When I arrived at L’Arche Tahoma Hope, one of the first and most endearing images I witnessed was of Jean Vanier and Stacie Swanson walking together in a painting that hangs in the office. After a year of living with Stacie and another year growing as friends outside of the context of house-mates, I better understand the slow, deliberate pace at which she walks, the particular way she grasps my right hand, and even better my desire to impatiently walk more quickly. In Australia, the Aboriginal community in and around Kalgoorlie has experienced decades of abuse, exploitation, and discrimination from the government, non-native citizens, and corporate mining companies. And yet they welcomed me and a host of other foreigners to walk on country with them, to learn both the beauty of their traditional land and the history of destruction their home has and continues to experience.
As an assistant and as a peace-walker, I am gifted with numerous invitations to walk with others, to share our mutual brokenness, and to actively listen to voices routinely marginalized.
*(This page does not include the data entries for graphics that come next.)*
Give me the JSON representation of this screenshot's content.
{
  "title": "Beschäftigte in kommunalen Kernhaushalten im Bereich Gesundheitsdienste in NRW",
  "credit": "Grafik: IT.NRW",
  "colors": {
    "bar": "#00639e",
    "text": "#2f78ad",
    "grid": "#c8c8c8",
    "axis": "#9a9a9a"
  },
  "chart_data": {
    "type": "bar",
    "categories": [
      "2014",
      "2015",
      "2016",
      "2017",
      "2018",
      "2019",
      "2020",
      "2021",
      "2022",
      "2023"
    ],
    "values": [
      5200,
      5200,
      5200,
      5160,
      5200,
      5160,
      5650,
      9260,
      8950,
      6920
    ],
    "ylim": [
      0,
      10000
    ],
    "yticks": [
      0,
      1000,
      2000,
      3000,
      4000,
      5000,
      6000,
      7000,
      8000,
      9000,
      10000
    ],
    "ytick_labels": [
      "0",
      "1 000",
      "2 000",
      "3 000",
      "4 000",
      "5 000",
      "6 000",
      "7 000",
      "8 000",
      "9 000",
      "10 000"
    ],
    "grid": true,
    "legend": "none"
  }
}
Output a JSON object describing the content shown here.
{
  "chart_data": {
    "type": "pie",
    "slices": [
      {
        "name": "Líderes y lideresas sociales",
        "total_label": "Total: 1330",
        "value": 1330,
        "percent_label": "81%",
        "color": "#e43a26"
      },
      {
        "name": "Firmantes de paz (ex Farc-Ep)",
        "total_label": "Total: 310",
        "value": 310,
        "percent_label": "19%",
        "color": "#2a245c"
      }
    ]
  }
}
To live in community, whether transient in the desert or fixed in the Tacoma locale, is to choose relationship. When Freddy and Greg knocked on David Rothrock’s door, many lonely steps were taken to and from that place. It is not lost on me that the courage of our original core members at L’Arche Tahoma Hope made possible my first steps with Stacie, the Aboriginal community, and with Sharilynn.
When Sharilynn and I finally arrived at Hopespring, sat down with some lemonade, and relaxed in the shade of the porch, I was overcome by a joy rooted in the love Sharilynn so readily shares with our community daily.